DESCRIPTION (provided by applicant): In the this application we propose to build on our experience with Pemetrexed (NCT01450384) and develop a novel drug therapy for non-small cell lung carcinoma (NSCLC) combining the standard of care drug Pemetrexed with approved phosphodiesterase-5 (PDE5) inhibitors. Pemetrexed synergizes with approved PDE5 inhibitors to kill NSCLC cells in vitro and in vivo. Sildenafil (Viagra), vardenafil (Levitra), and tadalafil (Cialis) are inhibitors of PDE5, which regulate cGMP levels and induce expression of nitric oxide synthase (NOS), increasing NO and ONOO- levels in tumor cells. Pemetrexed was developed as an inhibitor of thymidylate synthase but which was subsequently shown to inhibit the enzyme AICART. Aim 1. Determine in detail the molecular mechanisms by which PDE5 inhibitors and Pemetrexed interact to kill NSCLC cells. We hypothesize that PDE5 inhibitor and Pemetrexed treatment interact to abolish AKT, mTOR and p70 S6K activities leading to elevated levels of toxic autophagy and reduced expression of c-FLIP-s, BCL-XL and MCL-1. We hypothesize that PDE5 inhibitor and Pemetrexed treatment increases PERK/eIF2α phosphorylation also leading to suppression of c-FLIP-s, MCL-1 and BCL-XL expression. This results in higher free BAX and BAK (activity) and elevated levels of untethered Beclin1 which also facilitates the induction of toxic autophagy. We will determine the mechanisms by which sildenafil overcomes Pemetrexed resistance in NSCLC cells. We also hypothesize that PDE5 inhibitors: (a) increase iNOS levels which inactivates mTOR and p70 S6K and; (b) inhibit PTPase activity promoting death receptor CD95 tyrosine phosphorylation, ligand independent receptor activation and DISC formation. Aim 2. Determine using animal models whether PDE5 inhibitors enhance the therapeutic efficacy of Pemetrexed in NSCLC tumors.
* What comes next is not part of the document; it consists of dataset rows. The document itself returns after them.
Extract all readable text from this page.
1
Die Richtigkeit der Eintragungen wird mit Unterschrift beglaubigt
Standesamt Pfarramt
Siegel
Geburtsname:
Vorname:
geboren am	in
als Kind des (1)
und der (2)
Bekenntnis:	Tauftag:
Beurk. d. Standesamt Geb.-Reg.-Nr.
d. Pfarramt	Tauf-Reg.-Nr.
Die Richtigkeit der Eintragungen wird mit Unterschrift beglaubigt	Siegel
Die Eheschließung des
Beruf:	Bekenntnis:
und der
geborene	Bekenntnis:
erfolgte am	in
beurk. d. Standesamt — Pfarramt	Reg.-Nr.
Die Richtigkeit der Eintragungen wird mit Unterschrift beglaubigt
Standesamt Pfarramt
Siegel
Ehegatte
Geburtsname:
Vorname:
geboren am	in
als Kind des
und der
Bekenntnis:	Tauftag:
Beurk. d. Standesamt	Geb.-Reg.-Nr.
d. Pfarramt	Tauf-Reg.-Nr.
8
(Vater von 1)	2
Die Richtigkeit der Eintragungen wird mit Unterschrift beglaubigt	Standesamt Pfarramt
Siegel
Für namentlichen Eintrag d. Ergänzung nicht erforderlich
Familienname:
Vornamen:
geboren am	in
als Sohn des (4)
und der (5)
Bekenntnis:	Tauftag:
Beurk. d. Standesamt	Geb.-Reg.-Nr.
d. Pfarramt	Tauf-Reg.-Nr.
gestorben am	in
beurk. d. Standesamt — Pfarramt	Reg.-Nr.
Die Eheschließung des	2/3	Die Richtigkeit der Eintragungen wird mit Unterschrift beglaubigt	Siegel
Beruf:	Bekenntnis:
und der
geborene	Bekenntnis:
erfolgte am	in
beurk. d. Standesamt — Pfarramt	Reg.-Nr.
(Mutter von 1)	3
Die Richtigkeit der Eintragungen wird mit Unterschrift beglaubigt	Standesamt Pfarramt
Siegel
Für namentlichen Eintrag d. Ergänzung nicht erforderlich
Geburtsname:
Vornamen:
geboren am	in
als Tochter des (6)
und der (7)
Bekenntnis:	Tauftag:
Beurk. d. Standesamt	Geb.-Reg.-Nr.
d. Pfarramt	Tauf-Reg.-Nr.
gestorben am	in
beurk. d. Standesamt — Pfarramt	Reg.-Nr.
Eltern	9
We will make use of transgenic and athymic animal models of NSCLC. Aim 2 will validate our in vitro data with NSCLCs using animal models with human lung cancer cell lines and mouse genetic models of lung cancer. We will determine whether sildenafil/Pemetrexed treatment chemo-sensitizes lung cancer tumors in vivo (to cisplatin).

描述（由申请人提供）：在本申请中，我们建议以培美曲塞（NCT01450384）的经验为基础，结合标准护理药物培美曲塞和已批准的磷酸二酯酶 5 (PDE5) 抑制剂，开发一种针对非小细胞肺癌 (NSCLC) 的新型药物疗法。培美曲塞与已批准的 PDE5 抑制剂协同作用，可在体外和体内杀死 NSCLC 细胞。西地那非 (Viagra)、伐地那非 (Levitra) 和他达拉非 (Cialis) 是 PDE5 抑制剂，可调节 cGMP 水平并诱导一氧化氮合酶 (NOS) 的表达，从而增加肿瘤细胞中 NO 和 ONOO- 的水平。培美曲塞被开发为胸苷酸合酶抑制剂，但随后被证明可以抑制 AICART 酶。目标 1. 详细确定 PDE5 抑制剂和培美曲塞相互作用杀死 NSCLC 细胞的分子机制。我们假设 PDE5 抑制剂和培美曲塞治疗相互作用，消除 AKT、mTOR 和 p70 S6K 活性，导致毒性自噬水平升高，并减少 c-FLIP-s、BCL-XL 和 MCL-1 的表达。我们假设 PDE5 抑制剂和培美曲塞治疗会增加 PERK/eIF2α 磷酸化，也导致 c-FLIP-s、MCL-1 和 BCL-XL 表达受到抑制。这导致更高的游离 BAX 和 BAK（活性）以及不受束缚的 Beclin1 水平升高，这也有助于诱导毒性自噬。我们将确定西地那非克服 NSCLC 细胞中培美曲塞耐药性的机制。我们还假设 PDE5 抑制剂： (a) 增加 iNOS 水平，从而使 mTOR 和 p70 S6K 失活； (b) 抑制 PTPase 活性，促进死亡受体 CD95 酪氨酸磷酸化、配体非依赖性受体激活和 DISC 形成。目标 2. 使用动物模型确定 PDE5 抑制剂是否增强培美曲塞在 NSCLC 肿瘤中的治疗效果。我们将利用非小细胞肺癌的转基因和无胸腺动物模型。目标 2 将使用人类肺癌细胞系动物模型和肺癌小鼠遗传模型来验证我们的 NSCLC 体外数据。我们将确定西地那非/培美曲塞治疗是否使体内肺癌肿瘤化疗敏感（对顺铂）。